UN: Torture 'entrenched' in Chinese justice system

2015-12-10 20:27

Beijing - China on Thursday dismissed a United Nations report, criticising "ongoing" rights abuses in China's courts and prisons, despite legislation outlawing torture in the country.

"In recent years China has been promoting the rule of law and has made great efforts in every aspect, including fighting torture," said Foreign Ministry spokesperson Hua Chunying.

The UN Committee against Torture had said in a report it "remains seriously concerned over consistent reports indicating that the practice of torture and ill-treatment is still deeply entrenched in the criminal justice system".

The report, released in Geneva on Wednesday, said the abuses were compounded by the institutional structures of the justice system, which failed to ensure transparency and accountability, and which "overly relies on confessions as the basis for convictions".

"The committee is deeply concerned about the unprecedented detention and interrogation of reportedly more than 200 lawyers and activists since July 9  2015," it said.

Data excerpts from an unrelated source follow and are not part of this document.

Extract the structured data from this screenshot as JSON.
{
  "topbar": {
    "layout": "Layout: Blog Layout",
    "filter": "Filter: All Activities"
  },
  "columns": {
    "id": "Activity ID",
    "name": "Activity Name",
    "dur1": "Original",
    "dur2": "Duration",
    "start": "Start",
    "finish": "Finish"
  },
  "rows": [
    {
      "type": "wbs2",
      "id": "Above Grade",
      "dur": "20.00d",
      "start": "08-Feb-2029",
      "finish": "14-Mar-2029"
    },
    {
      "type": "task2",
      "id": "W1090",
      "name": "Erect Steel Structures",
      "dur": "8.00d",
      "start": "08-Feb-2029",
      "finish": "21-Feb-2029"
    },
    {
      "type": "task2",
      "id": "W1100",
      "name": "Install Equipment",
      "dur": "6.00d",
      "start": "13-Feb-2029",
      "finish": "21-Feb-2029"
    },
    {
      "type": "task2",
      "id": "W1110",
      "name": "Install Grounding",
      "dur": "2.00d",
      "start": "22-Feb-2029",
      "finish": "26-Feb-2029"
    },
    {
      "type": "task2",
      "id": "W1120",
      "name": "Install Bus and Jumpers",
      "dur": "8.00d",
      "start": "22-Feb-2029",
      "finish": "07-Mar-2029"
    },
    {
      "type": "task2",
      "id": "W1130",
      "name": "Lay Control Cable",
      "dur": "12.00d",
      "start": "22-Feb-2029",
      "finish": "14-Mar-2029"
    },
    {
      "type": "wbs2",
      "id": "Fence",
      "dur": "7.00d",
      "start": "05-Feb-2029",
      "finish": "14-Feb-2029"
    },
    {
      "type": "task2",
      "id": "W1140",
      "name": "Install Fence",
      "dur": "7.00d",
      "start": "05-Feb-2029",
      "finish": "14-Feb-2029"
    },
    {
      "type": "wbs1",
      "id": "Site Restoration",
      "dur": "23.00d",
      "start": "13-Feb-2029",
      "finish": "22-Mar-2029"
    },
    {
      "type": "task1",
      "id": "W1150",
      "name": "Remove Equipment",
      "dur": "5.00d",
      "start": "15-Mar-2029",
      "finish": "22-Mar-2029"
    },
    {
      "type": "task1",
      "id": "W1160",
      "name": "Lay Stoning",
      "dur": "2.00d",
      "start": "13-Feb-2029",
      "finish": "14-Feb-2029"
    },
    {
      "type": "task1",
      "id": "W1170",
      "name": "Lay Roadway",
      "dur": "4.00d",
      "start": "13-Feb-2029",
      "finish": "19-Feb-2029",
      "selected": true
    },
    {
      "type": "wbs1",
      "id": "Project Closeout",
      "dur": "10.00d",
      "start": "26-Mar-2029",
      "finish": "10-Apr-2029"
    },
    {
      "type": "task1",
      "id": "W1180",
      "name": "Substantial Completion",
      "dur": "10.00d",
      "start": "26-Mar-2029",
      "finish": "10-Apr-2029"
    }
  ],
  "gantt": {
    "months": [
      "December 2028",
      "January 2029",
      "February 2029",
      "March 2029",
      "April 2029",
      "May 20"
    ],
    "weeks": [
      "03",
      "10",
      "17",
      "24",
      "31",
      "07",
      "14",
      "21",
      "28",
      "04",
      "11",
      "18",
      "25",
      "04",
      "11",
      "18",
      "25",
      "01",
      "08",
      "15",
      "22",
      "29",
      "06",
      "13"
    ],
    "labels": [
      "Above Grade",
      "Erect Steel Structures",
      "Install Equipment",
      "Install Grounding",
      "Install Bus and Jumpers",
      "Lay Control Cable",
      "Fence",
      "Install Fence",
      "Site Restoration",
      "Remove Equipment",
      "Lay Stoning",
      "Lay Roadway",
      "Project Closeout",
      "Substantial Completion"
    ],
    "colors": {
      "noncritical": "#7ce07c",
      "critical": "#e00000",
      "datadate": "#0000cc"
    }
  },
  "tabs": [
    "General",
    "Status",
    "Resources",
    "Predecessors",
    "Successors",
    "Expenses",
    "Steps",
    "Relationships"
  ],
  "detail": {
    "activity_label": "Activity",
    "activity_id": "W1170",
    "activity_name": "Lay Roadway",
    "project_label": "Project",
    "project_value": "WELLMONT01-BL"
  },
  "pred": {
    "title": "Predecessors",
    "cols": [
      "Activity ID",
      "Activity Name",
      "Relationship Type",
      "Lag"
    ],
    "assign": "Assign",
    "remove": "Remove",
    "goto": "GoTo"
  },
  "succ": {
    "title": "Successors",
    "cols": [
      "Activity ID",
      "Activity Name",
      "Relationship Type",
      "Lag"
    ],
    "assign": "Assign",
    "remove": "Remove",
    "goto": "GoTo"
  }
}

"Of those, 25 reportedly remain under residential surveillance at a designated location and four are allegedly unaccounted for."

International rights groups welcomed the UN report on Thursday, also Human Rights Day.

The observations "send a clear message that the international community sees through China's denial of documented facts", said Sharon Hom, head of the group Human Rights in China.

"In a time when incommunicado detention is increasingly used against lawyers and other defenders, the Committee's observations and recommendations provide a clear guide for what China must do to uphold its international obligations," she said.

The International Campaign for Tibet (ICT) said the document expressed the UN committee's profound concern about abuses in China, and its commitment to hold the Chinese authorities to account for the suffering endured by those who bore witness to the Committee.

It also reflected "alarm at China's attempts to subvert criticism of its record on human rights and to distort ... reality", said Kai Müller, Executive Director of ICT Germany.

It is the first review of China since the UN Anti-Torture Convention was introduced. The report gives China a year to respond in detail and outline progress in the areas under criticism.